Epilepsy is a neurological disorder that affects millions of people worldwide. The condition is characterized by recurrent, unprovoked seizures caused by an imbalance in the brain’s electrical rhythms. However, the mechanisms underlying epileptogenesis, the development of epilepsy, remain unknown. Now, researchers from Yokohama City University in Japan have shed light on the biological basis of epilepsy in humans and explored the role of alpha-amino-3-hydroxy-5-methyl-4-isoxazole propionic acid receptors (AMPARs) in epileptogenesis.
AMPARs play a vital role in synaptic plasticity, the process by which neuronal activity causes changes in the strength of the connections between neurons. To study the relationship between AMPAR density and dynamic electrical activity in the brain, researchers from Yokohama City University developed a novel radiotracer, [11C]K-2. This radiotracer is the first technology that can quantitatively visualize and measure AMPAR density in the living human brain. The researchers used positron emission tomography (PET) and electroencephalography (EEG) to analyze the role of AMPARs in epileptogenesis.
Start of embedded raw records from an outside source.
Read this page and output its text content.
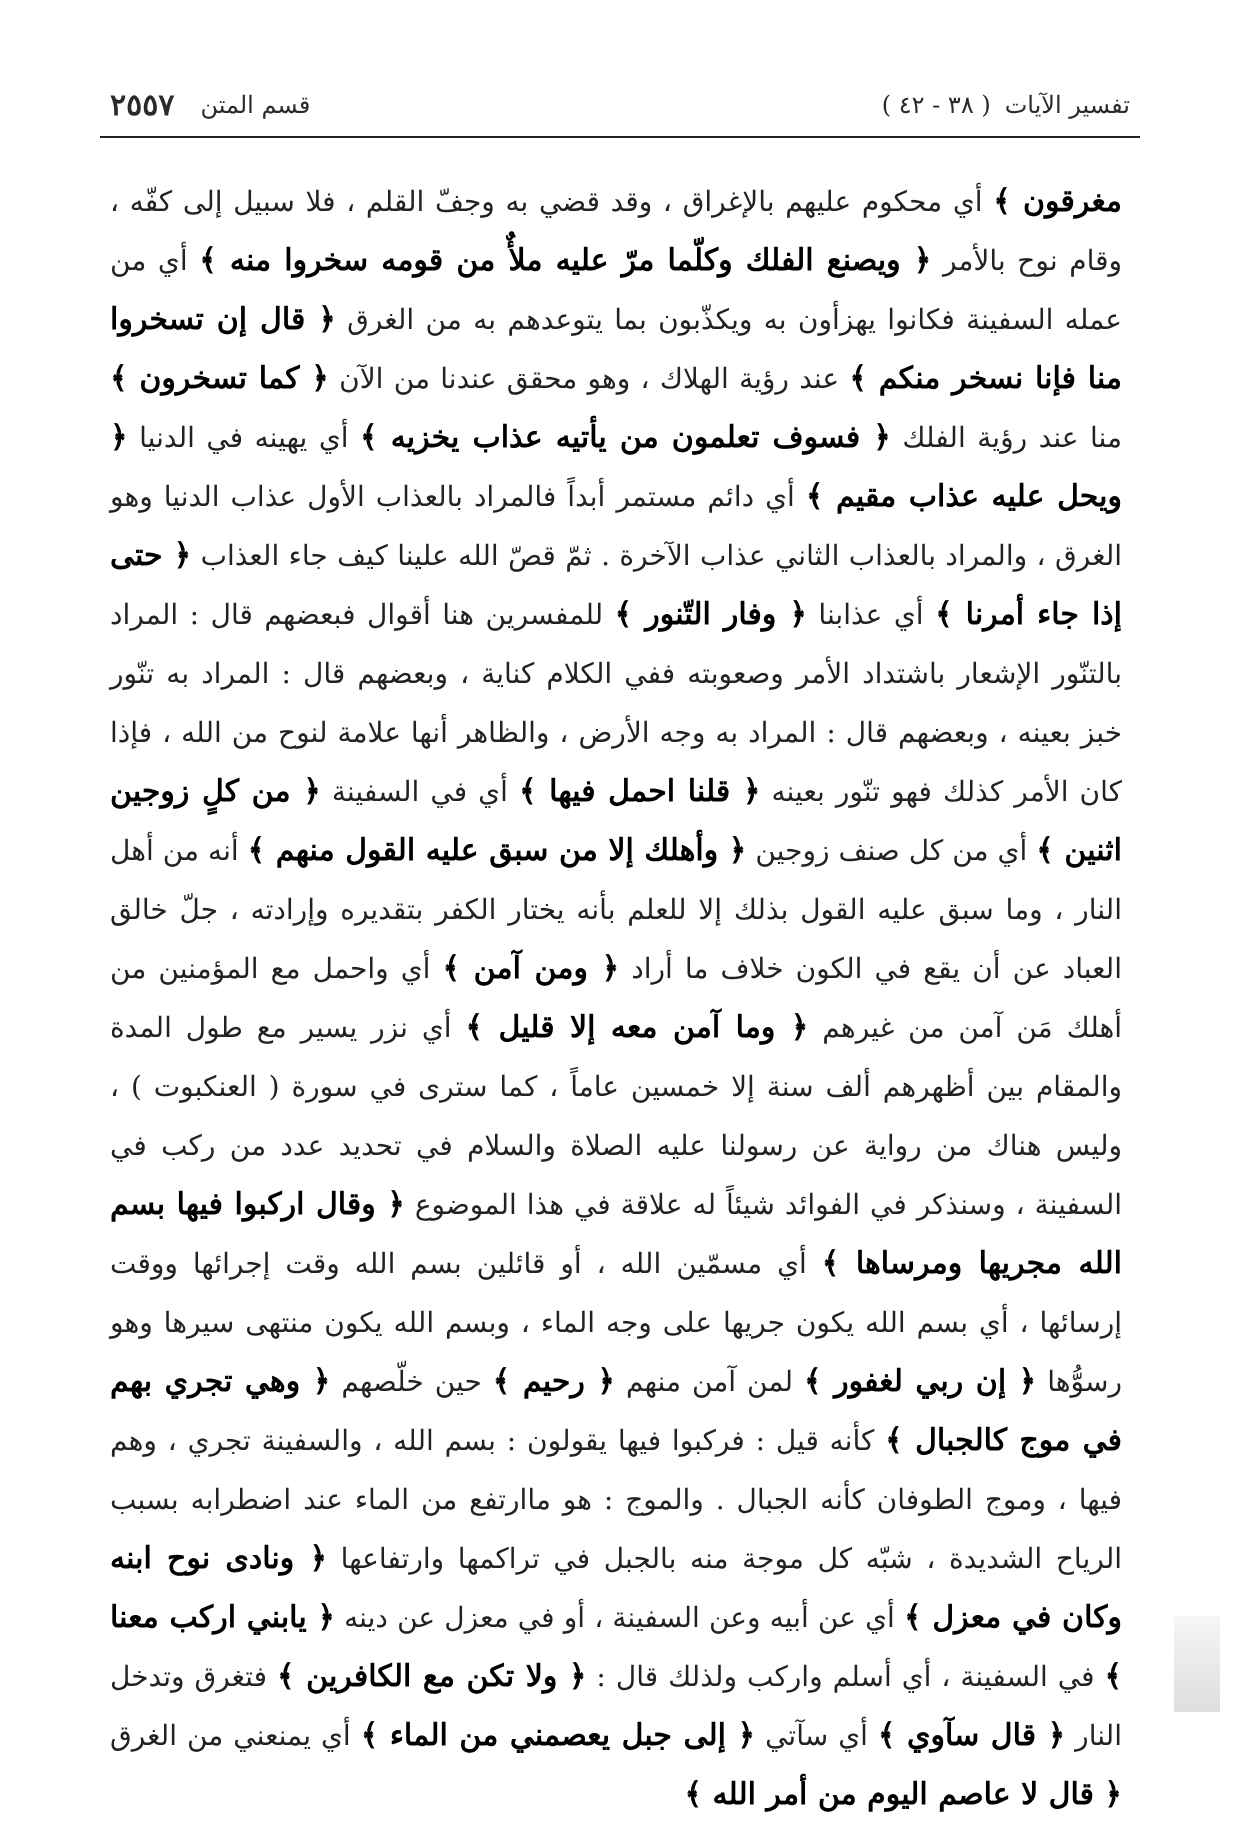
تفسير الآيات
( ٣٨ - ٤٢ )
قسم المتن
٢٥٥٧

مغرقون ﴾ أي محكوم عليهم بالإغراق ، وقد قضي به وجفّ القلم ، فلا سبيل إلى كفّه ، وقام نوح بالأمر ﴿ ويصنع الفلك وكلّما مرّ عليه ملأٌ من قومه سخروا منه ﴾ أي من عمله السفينة فكانوا يهزأون به ويكذّبون بما يتوعدهم به من الغرق ﴿ قال إن تسخروا منا فإنا نسخر منكم ﴾ عند رؤية الهلاك ، وهو محقق عندنا من الآن ﴿ كما تسخرون ﴾ منا عند رؤية الفلك ﴿ فسوف تعلمون من يأتيه عذاب يخزيه ﴾ أي يهينه في الدنيا ﴿ ويحل عليه عذاب مقيم ﴾ أي دائم مستمر أبداً فالمراد بالعذاب الأول عذاب الدنيا وهو الغرق ، والمراد بالعذاب الثاني عذاب الآخرة . ثمّ قصّ الله علينا كيف جاء العذاب ﴿ حتى إذا جاء أمرنا ﴾ أي عذابنا ﴿ وفار التّنور ﴾ للمفسرين هنا أقوال فبعضهم قال : المراد بالتنّور الإشعار باشتداد الأمر وصعوبته ففي الكلام كناية ، وبعضهم قال : المراد به تنّور خبز بعينه ، وبعضهم قال : المراد به وجه الأرض ، والظاهر أنها علامة لنوح من الله ، فإذا كان الأمر كذلك فهو تنّور بعينه ﴿ قلنا احمل فيها ﴾ أي في السفينة ﴿ من كلٍ زوجين اثنين ﴾ أي من كل صنف زوجين ﴿ وأهلك إلا من سبق عليه القول منهم ﴾ أنه من أهل النار ، وما سبق عليه القول بذلك إلا للعلم بأنه يختار الكفر بتقديره وإرادته ، جلّ خالق العباد عن أن يقع في الكون خلاف ما أراد ﴿ ومن آمن ﴾ أي واحمل مع المؤمنين من أهلك مَن آمن من غيرهم ﴿ وما آمن معه إلا قليل ﴾ أي نزر يسير مع طول المدة والمقام بين أظهرهم ألف سنة إلا خمسين عاماً ، كما سترى في سورة ( العنكبوت ) ، وليس هناك من رواية عن رسولنا عليه الصلاة والسلام في تحديد عدد من ركب في السفينة ، وسنذكر في الفوائد شيئاً له علاقة في هذا الموضوع ﴿ وقال اركبوا فيها بسم الله مجريها ومرساها ﴾ أي مسمّين الله ، أو قائلين بسم الله وقت إجرائها ووقت إرسائها ، أي بسم الله يكون جريها على وجه الماء ، وبسم الله يكون منتهى سيرها وهو رسوُّها ﴿ إن ربي لغفور ﴾ لمن آمن منهم ﴿ رحيم ﴾ حين خلّصهم ﴿ وهي تجري بهم في موج كالجبال ﴾ كأنه قيل : فركبوا فيها يقولون : بسم الله ، والسفينة تجري ، وهم فيها ، وموج الطوفان كأنه الجبال . والموج : هو ماارتفع من الماء عند اضطرابه بسبب الرياح الشديدة ، شبّه كل موجة منه بالجبل في تراكمها وارتفاعها ﴿ ونادى نوح ابنه وكان في معزل ﴾ أي عن أبيه وعن السفينة ، أو في معزل عن دينه ﴿ يابني اركب معنا ﴾ في السفينة ، أي أسلم واركب ولذلك قال : ﴿ ولا تكن مع الكافرين ﴾ فتغرق وتدخل النار ﴿ قال سآوي ﴾ أي سآتي ﴿ إلى جبل يعصمني من الماء ﴾ أي يمنعني من الغرق ﴿ قال لا عاصم اليوم من أمر الله ﴾
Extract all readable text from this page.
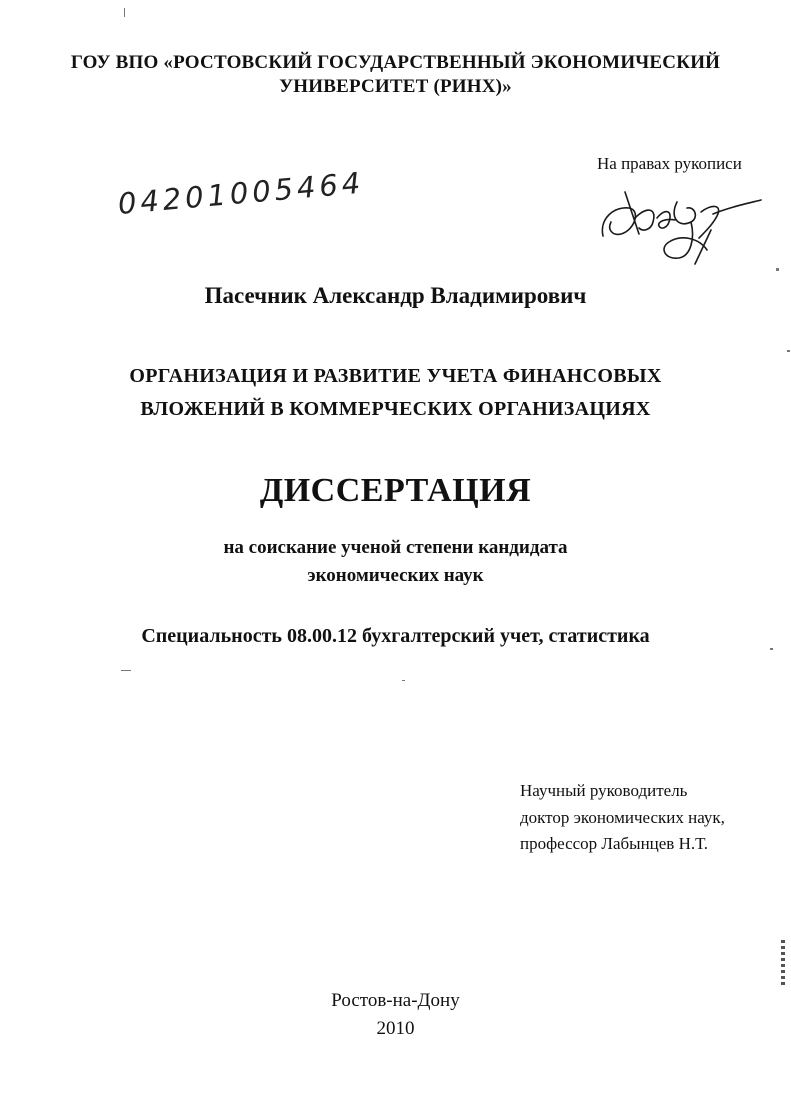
ГОУ ВПО «РОСТОВСКИЙ ГОСУДАРСТВЕННЫЙ ЭКОНОМИЧЕСКИЙ

УНИВЕРСИТЕТ (РИНХ)»

На правах рукописи
04201005464

Пасечник Александр Владимирович

ОРГАНИЗАЦИЯ И РАЗВИТИЕ УЧЕТА ФИНАНСОВЫХ

ВЛОЖЕНИЙ В КОММЕРЧЕСКИХ ОРГАНИЗАЦИЯХ

ДИССЕРТАЦИЯ

на соискание ученой степени кандидата

экономических наук

Специальность 08.00.12 бухгалтерский учет, статистика

Научный руководитель
доктор экономических наук,
профессор Лабынцев Н.Т.

Ростов-на-Дону

2010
The team monitored the trafficking of radiolabeled AMPAR in patients with epilepsy. They found that cell surface AMPAR density positively correlated with the amplitude of gamma activity in focal epilepsy. Moreover, the transition from focal to generalized seizures was accompanied by a disappearance of positive AMPAR-theta activity coupling and the spread of negative AMPAR-theta activity coupling. This result is significant as the presence of focal to bilateral tonic-clonic seizure is reportedly the most significant risk factor for sudden unexpected death in epilepsy.
The team also found that, in patients with focal onset seizures, an increase in AMPAR trafficking increased the amplitude of abnormal gamma activity. Patients with generalized onset seizures, however, showed a decrease in AMPAR on the cell surface, which was associated with an increase in the amplitude of abnormal gamma activity. The researchers also noted that patients with epilepsy showed lower AMPAR levels than healthy controls. Patients with generalized onset seizures showed lower AMPAR levels in larger areas of the cortex than patients with focal onset seizures.
“Given these findings, we think that Hebbian plasticity to increase AMPAR trafficking and homeostatic scaling for the compensatory downregulation of synaptic function in seizures could regulate epileptic brain function,” says Prof. Takuya Takahashi, lead author of the study.
The researchers’ findings have laid to rest several doubts about the biological basis of epilepsy in humans and may lead to the development of novel and effective therapeutics for patients suffering from this disorder. Their study has been published in the journal Cell Reports Medicine.